Runway generated total investment income of $43.8 million and net investment income of $22 million in the third quarter of 2023 compared to $41.9 million and $19.7 million in the second quarter of 2023. Our debt portfolio generated a dollar weighted average annualized yield of 18.3% for the third quarter of 2023 as compared to 16.7% for the second quarter of 2023 and 14.4% for the comparable period last year. Moving to our expenses. For the third quarter, total operating expenses were $21.7 million, down 2% from $22.2 million for the second quarter of 2023. Runway recorded a net unrealized loss on investments of $7.2 million in the third quarter compared to a net unrealized gain of $2.6 million in the second quarter of 2023. In the third quarter of 2023, our leverage ratio and asset recoveries were 0.79 and 2.27x, respectively, compared to 0.97 and 2.03x at the end of the second quarter of 2023.
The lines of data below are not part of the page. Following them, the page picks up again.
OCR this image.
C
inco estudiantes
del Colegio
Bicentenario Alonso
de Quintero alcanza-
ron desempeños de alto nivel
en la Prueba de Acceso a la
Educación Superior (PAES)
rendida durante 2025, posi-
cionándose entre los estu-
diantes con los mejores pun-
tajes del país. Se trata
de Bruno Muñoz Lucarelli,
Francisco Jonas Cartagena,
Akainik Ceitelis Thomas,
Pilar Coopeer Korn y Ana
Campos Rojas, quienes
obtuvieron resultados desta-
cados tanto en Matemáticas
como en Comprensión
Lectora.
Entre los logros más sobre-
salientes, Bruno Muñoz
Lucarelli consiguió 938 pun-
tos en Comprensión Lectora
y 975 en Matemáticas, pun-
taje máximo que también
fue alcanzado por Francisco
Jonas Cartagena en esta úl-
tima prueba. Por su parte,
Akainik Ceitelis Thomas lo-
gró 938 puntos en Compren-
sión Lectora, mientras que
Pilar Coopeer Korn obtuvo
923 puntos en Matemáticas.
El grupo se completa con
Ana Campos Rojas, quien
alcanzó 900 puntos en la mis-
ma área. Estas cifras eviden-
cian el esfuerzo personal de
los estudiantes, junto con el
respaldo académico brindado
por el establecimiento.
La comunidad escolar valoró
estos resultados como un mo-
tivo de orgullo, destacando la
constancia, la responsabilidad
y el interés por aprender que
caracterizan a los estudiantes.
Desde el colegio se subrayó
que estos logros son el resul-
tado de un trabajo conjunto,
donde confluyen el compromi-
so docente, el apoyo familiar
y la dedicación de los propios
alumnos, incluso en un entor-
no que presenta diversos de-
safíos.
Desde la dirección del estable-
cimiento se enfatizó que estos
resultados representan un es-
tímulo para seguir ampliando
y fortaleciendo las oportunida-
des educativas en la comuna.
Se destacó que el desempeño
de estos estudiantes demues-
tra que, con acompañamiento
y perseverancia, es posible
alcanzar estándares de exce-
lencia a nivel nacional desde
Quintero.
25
All investments in the third quarter were funded with leverage as part of our strategy to generate nondilutive portfolio growth. Turning to our liquidity. At September 30, 2023, our total available liquidity was $311.9 million, including unrestricted cash and cash equivalents, and we had borrowing capacity of $297 million as compared to $227.7 million and $190 million, respectively, on June 30, 2023. We had unfunded loan commitments to portfolio companies of $203.5 million, the majority of which were subject to specific performance milestones. $75.1 million of these commitments are currently eligible to be funded. During the quarter, we experienced five prepayments totaling $125.3 million and scheduled amortization of $0.3 million. The prepayments included full principal repayments of our senior secured term loans to Allurion Technologies for $55 million, Dtex Systems for $10 million, Epic IO Technologies for $40 million and Fidelis Cybersecurity for $14.9 million as well as the partial principal repayment of our senior secured term loan to Marley Spoon for $5.4 million.

Subsequent to quarter end, Runway's funded investments of $8 million to Betterment Holdings and $1.4 million to Snagajob as well as funded $3.1 million to Gynesonics as part of a larger equity raised by the company. In addition, late last week, we funded a $30 million senior secured term loan under a $37.5 million commitment to Linxup, a provider of software for real-time vehicle GPS monitoring and tracking. Runway also received a partial prepayment of $24.5 million from Brivo, Inc. Finally, on November 2, our Board declared a regular distribution for the fourth quarter of $0.40 per share as well as a supplemental dividend of $0.06 per share payable with the regular dividend. The Board also approved the $25 million share repurchase program effective through November 1, 2024.

This concludes our prepared remarks. We'll now open the line for questions. Operator?